As well as providing direct employment opportunities in the park, the welfare of people living around the park have begun to improve over the past 20 years by supporting schools and providing scholarships; clinics to ensure basic health services and a profit-sharing scheme with the park’s growing tourism offering.  

Thousands of people are also benefitting through enterprise programmes such as fish farming and beekeeping, which has developed profitable and sustainable businesses for local people.
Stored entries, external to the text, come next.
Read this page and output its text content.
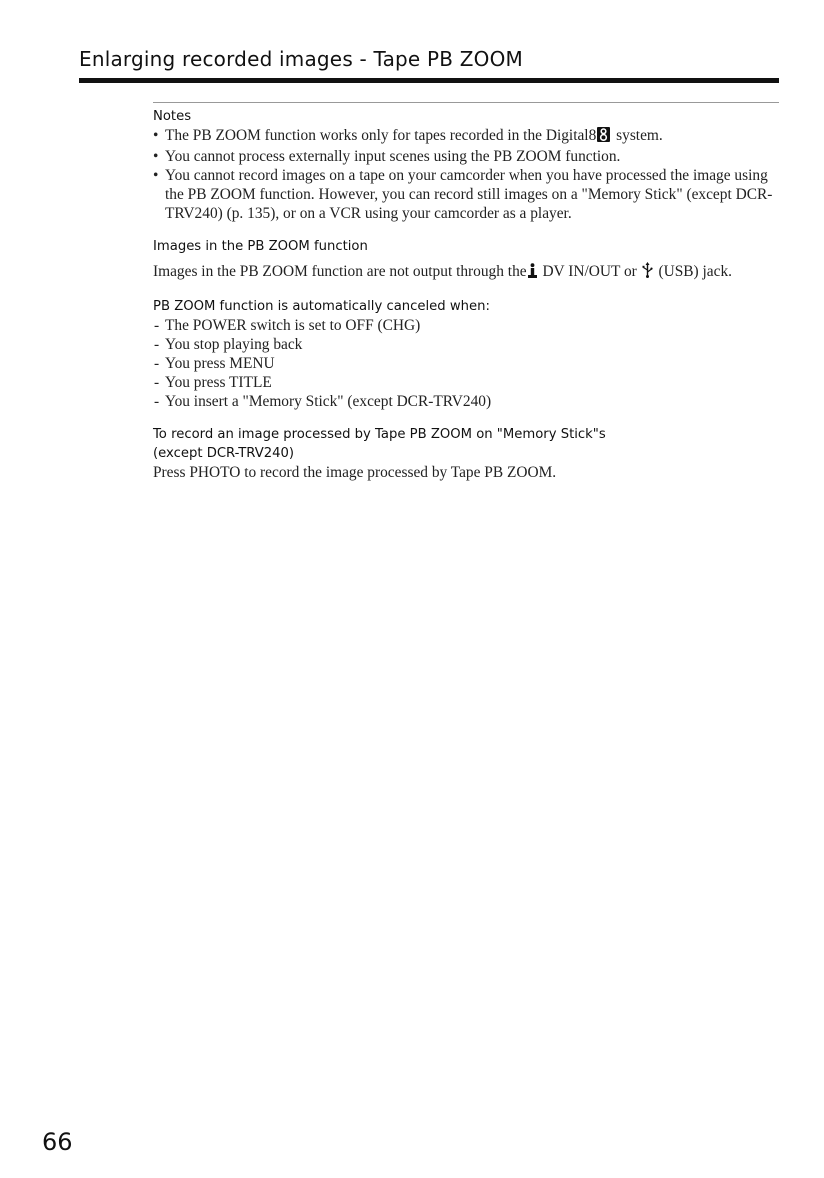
Enlarging recorded images - Tape PB ZOOM

Notes

• The PB ZOOM function works only for tapes recorded in the Digital8 system.
• You cannot process externally input scenes using the PB ZOOM function.
• You cannot record images on a tape on your camcorder when you have processed the image using the PB ZOOM function. However, you can record still images on a "Memory Stick" (except DCR-TRV240) (p. 135), or on a VCR using your camcorder as a player.

Images in the PB ZOOM function

Images in the PB ZOOM function are not output through the DV IN/OUT or  (USB) jack.

PB ZOOM function is automatically canceled when:

- The POWER switch is set to OFF (CHG)
- You stop playing back
- You press MENU
- You press TITLE
- You insert a "Memory Stick" (except DCR-TRV240)

To record an image processed by Tape PB ZOOM on "Memory Stick"s

(except DCR-TRV240)

Press PHOTO to record the image processed by Tape PB ZOOM.

66
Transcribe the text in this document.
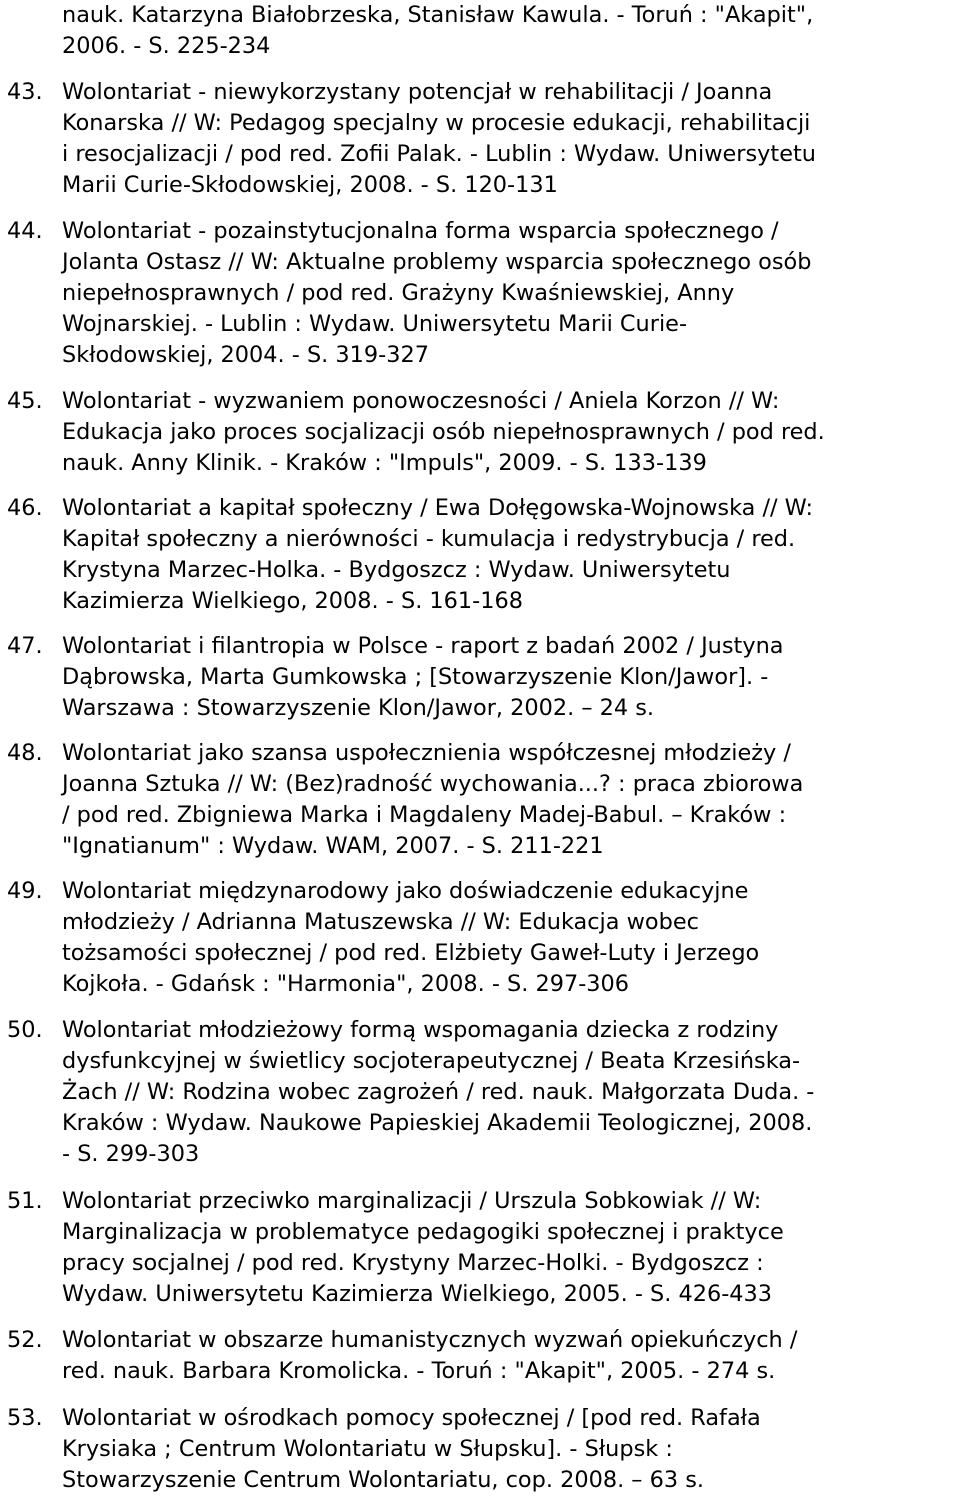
nauk. Katarzyna Białobrzeska, Stanisław Kawula. - Toruń : "Akapit",
2006. - S. 225-234
43. Wolontariat - niewykorzystany potencjał w rehabilitacji / Joanna
Konarska // W: Pedagog specjalny w procesie edukacji, rehabilitacji
i resocjalizacji / pod red. Zofii Palak. - Lublin : Wydaw. Uniwersytetu
Marii Curie-Skłodowskiej, 2008. - S. 120-131
44. Wolontariat - pozainstytucjonalna forma wsparcia społecznego /
Jolanta Ostasz // W: Aktualne problemy wsparcia społecznego osób
niepełnosprawnych / pod red. Grażyny Kwaśniewskiej, Anny
Wojnarskiej. - Lublin : Wydaw. Uniwersytetu Marii Curie-
Skłodowskiej, 2004. - S. 319-327
45. Wolontariat - wyzwaniem ponowoczesności / Aniela Korzon // W:
Edukacja jako proces socjalizacji osób niepełnosprawnych / pod red.
nauk. Anny Klinik. - Kraków : "Impuls", 2009. - S. 133-139
46. Wolontariat a kapitał społeczny / Ewa Dołęgowska-Wojnowska // W:
Kapitał społeczny a nierówności - kumulacja i redystrybucja / red.
Krystyna Marzec-Holka. - Bydgoszcz : Wydaw. Uniwersytetu
Kazimierza Wielkiego, 2008. - S. 161-168
47. Wolontariat i filantropia w Polsce - raport z badań 2002 / Justyna
Dąbrowska, Marta Gumkowska ; [Stowarzyszenie Klon/Jawor]. -
Warszawa : Stowarzyszenie Klon/Jawor, 2002. – 24 s.
48. Wolontariat jako szansa uspołecznienia współczesnej młodzieży /
Joanna Sztuka // W: (Bez)radność wychowania...? : praca zbiorowa
/ pod red. Zbigniewa Marka i Magdaleny Madej-Babul. – Kraków :
"Ignatianum" : Wydaw. WAM, 2007. - S. 211-221
49. Wolontariat międzynarodowy jako doświadczenie edukacyjne
młodzieży / Adrianna Matuszewska // W: Edukacja wobec
tożsamości społecznej / pod red. Elżbiety Gaweł-Luty i Jerzego
Kojkoła. - Gdańsk : "Harmonia", 2008. - S. 297-306
50. Wolontariat młodzieżowy formą wspomagania dziecka z rodziny
dysfunkcyjnej w świetlicy socjoterapeutycznej / Beata Krzesińska-
Żach // W: Rodzina wobec zagrożeń / red. nauk. Małgorzata Duda. -
Kraków : Wydaw. Naukowe Papieskiej Akademii Teologicznej, 2008.
- S. 299-303
51. Wolontariat przeciwko marginalizacji / Urszula Sobkowiak // W:
Marginalizacja w problematyce pedagogiki społecznej i praktyce
pracy socjalnej / pod red. Krystyny Marzec-Holki. - Bydgoszcz :
Wydaw. Uniwersytetu Kazimierza Wielkiego, 2005. - S. 426-433
52. Wolontariat w obszarze humanistycznych wyzwań opiekuńczych /
red. nauk. Barbara Kromolicka. - Toruń : "Akapit", 2005. - 274 s.
53. Wolontariat w ośrodkach pomocy społecznej / [pod red. Rafała
Krysiaka ; Centrum Wolontariatu w Słupsku]. - Słupsk :
Stowarzyszenie Centrum Wolontariatu, cop. 2008. – 63 s.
“Before it was very bad here because everybody had been cutting down trees and killing animals. But, when the government partnered with African Parks, the people and communities around the reserve settled and things got better. Since then we’ve been motivated to learn beekeeping as a business, which African Parks has supported by giving us beehives. Now we have 160 beekeepers and have produced 3640 kilograms in the last season.” - Christopher Chisesa, Secretary of Namisepha Bee Keeping Cooperative.

On the Horizon for Majete

The wild dogs, reintroduced to Majete in 2021, are thriving after having their second litter of pups. © Gael Vande Weghe

While we reflect on Majete’s progress over the past 20 years, we have also learnt from many challenges, knowing that the work in Majete is ongoing. As we celebrate the birth of the second litter of wild dog pups in the park since their historic reintroduction in 2021, we are reminded that in a fenced reserve, wildlife populations need to be managed, so that natural dispersal and genetic supplementation can occur. External threats, such as poaching and climate change, will continue to evolve and investments will always be required to adapt and respond to these. Although progress has been made in the communities, people have been severely impacted by flooding and drought and we continue to support community resilience in the face of climatic changes.

The restoration work in Majete is just the beginning and maintaining the park into the future is the next chapter. To do this we remain committed to working with the Malawi Government and local communities in ensuring that the benefits of protecting Majete continue to flow to its wildlife and the people of Malawi.